Some 20,000 firefighters working across the West have begun receiving military reinforcements.

At Camp Pendleton, Calif., 500 Marines were receiving firefighting training to join crews on the lines of a blaze near the Idaho-Montana line by the end of the week.

Six hundred soldiers from Fort Hood, Texas, arrived Tuesday in Boise, Idaho, for training to fight a 15,000-acre blaze in west-central Idaho's Payette National Forest.

Wednesday's National Wildfire Map

photo
National Interagency Fire Center

``I don't think anybody believes it will be enjoyable, but it's something to help the country,'' said Army Spc. Keith Weiss, who was among the soldiers dispatched to Idaho.
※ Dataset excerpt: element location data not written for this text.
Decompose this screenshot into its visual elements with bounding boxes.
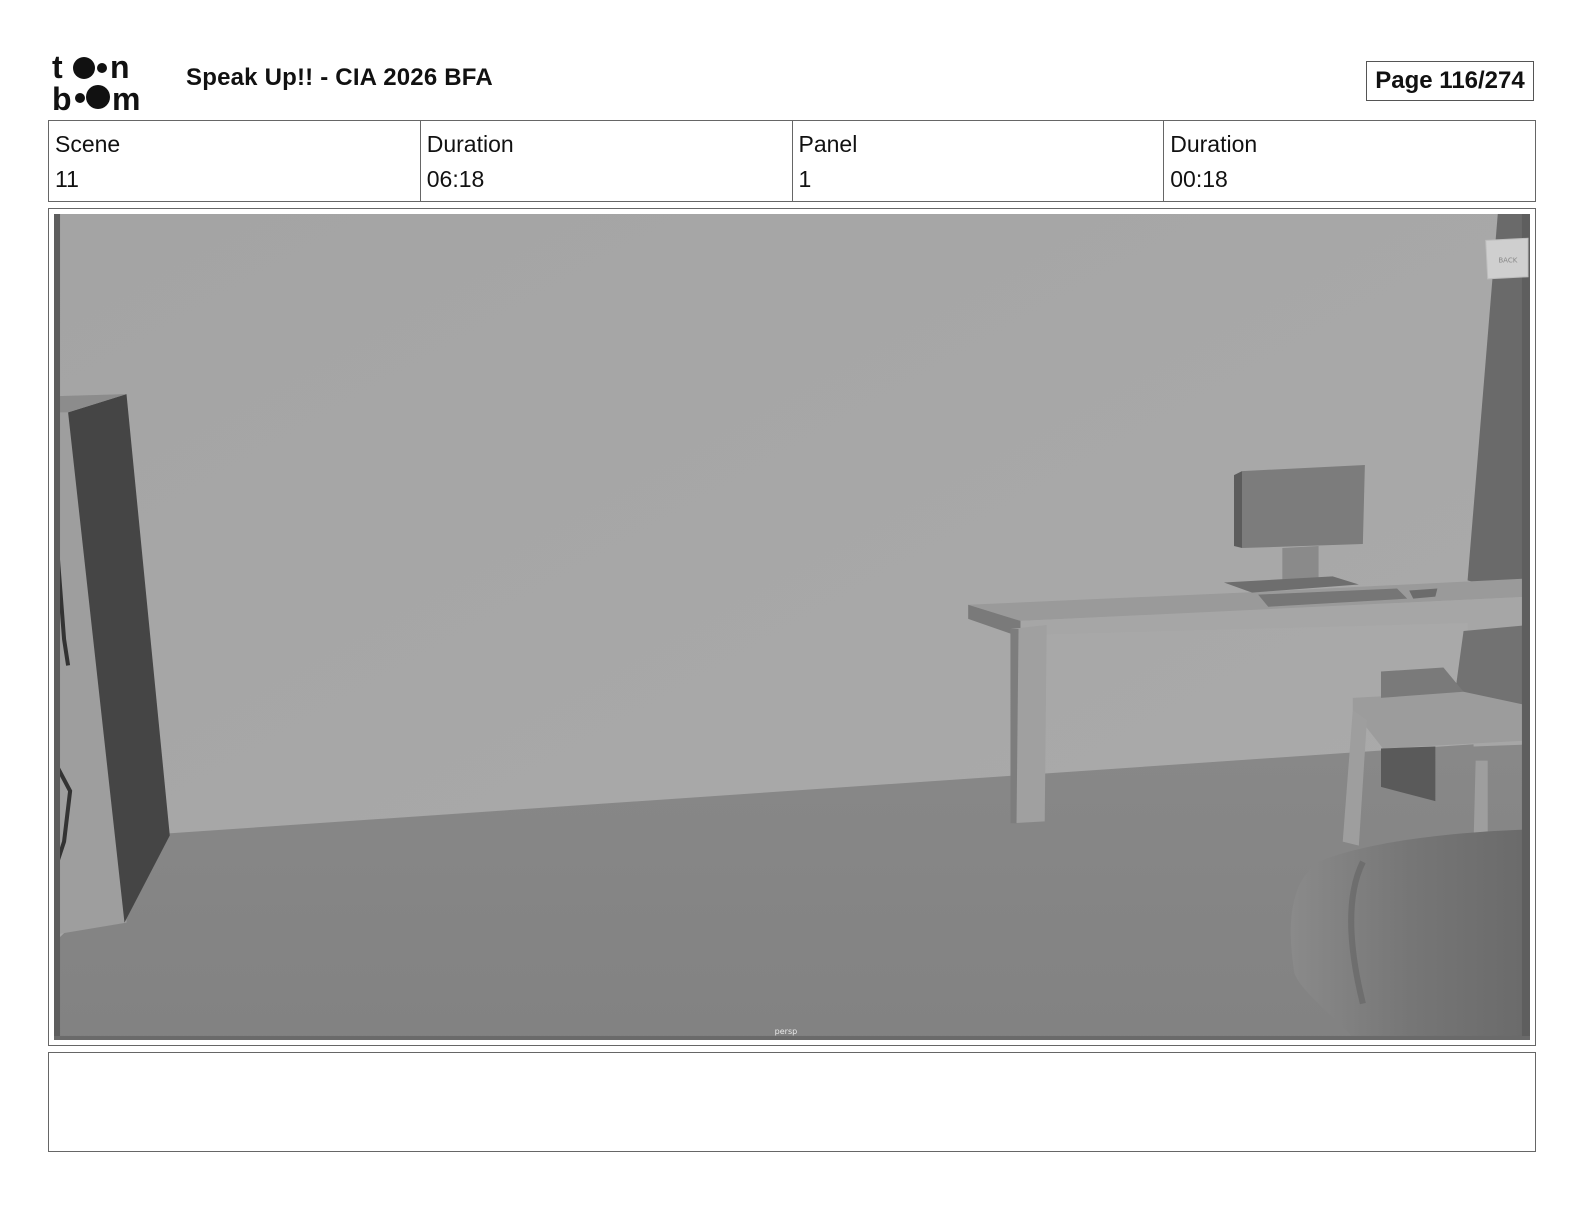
scene-cell: Scene 11 (49, 121, 421, 201)
viewcube-label: BACK (1498, 256, 1517, 265)
panel-value: 1 (798, 166, 812, 192)
viewcube-icon: BACK (1485, 237, 1529, 280)
page-number: Page 116/274 (1366, 61, 1534, 101)
document-title: Speak Up!! - CIA 2026 BFA (186, 64, 493, 91)
camera-label: persp (775, 1027, 798, 1036)
scene-duration-label: Duration (426, 131, 514, 157)
toonboom-logo: t n b m (52, 50, 140, 112)
storyboard-panel: BACK persp (48, 208, 1536, 1046)
monitor-screen (1242, 465, 1365, 549)
foreground-blanket (1290, 829, 1530, 1040)
panel-notes-box (48, 1052, 1536, 1152)
viewport-border-left (54, 214, 61, 1040)
viewport-border-right (1521, 214, 1530, 1040)
svg-text:t: t (52, 50, 63, 85)
monitor-bezel (1233, 471, 1243, 549)
scene-duration-cell: Duration 06:18 (421, 121, 793, 201)
panel-duration-value: 00:18 (1170, 166, 1228, 192)
panel-label: Panel (798, 131, 858, 157)
svg-text:n: n (110, 50, 130, 85)
panel-duration-cell: Duration 00:18 (1164, 121, 1535, 201)
scene-value: 11 (55, 166, 79, 192)
scene-label: Scene (55, 131, 121, 157)
scene-duration-value: 06:18 (426, 166, 485, 192)
svg-text:b: b (52, 81, 72, 112)
svg-text:m: m (112, 81, 140, 112)
scene-info-table: Scene 11 Duration 06:18 Panel 1 Duration… (48, 120, 1536, 202)
viewport-border-bottom (54, 1035, 1530, 1040)
panel-render: BACK persp (54, 214, 1530, 1040)
side-table-leg-right (1473, 760, 1488, 842)
panel-duration-label: Duration (1170, 131, 1258, 157)
panel-cell: Panel 1 (793, 121, 1165, 201)
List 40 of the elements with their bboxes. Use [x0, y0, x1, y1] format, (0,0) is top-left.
Utah Gov. Mike Leavitt called out the National Guard late Tuesday to assist firefighters there. He requested 80 guardsmen to serve as volunteers on fire crews and also asked for seven bulldozers, two helicopters and other equipment.

In California, residents who had evacuated from Kennedy Meadows, where seven homes burned earlier in the week, began to return home.

The intensity of the flames and the firefighters' determination were evident at the end of a bumpy, four-mile drive into a canyon, where Roy Harmon's home was still standing. Scorched earth revealed how the fire burned up to the front of the house before it was stopped.

``When I got 100 yards into the canyon I thought, 'There's no way in hell anything can still be standing,''' said Harmon.

Sam and Joyce Taggart's home also was left standing, but only a row of unscathed poplar trees relieved the view of a devastated landscape.

``Looking at it just knocks me out,'' Sam Taggart said.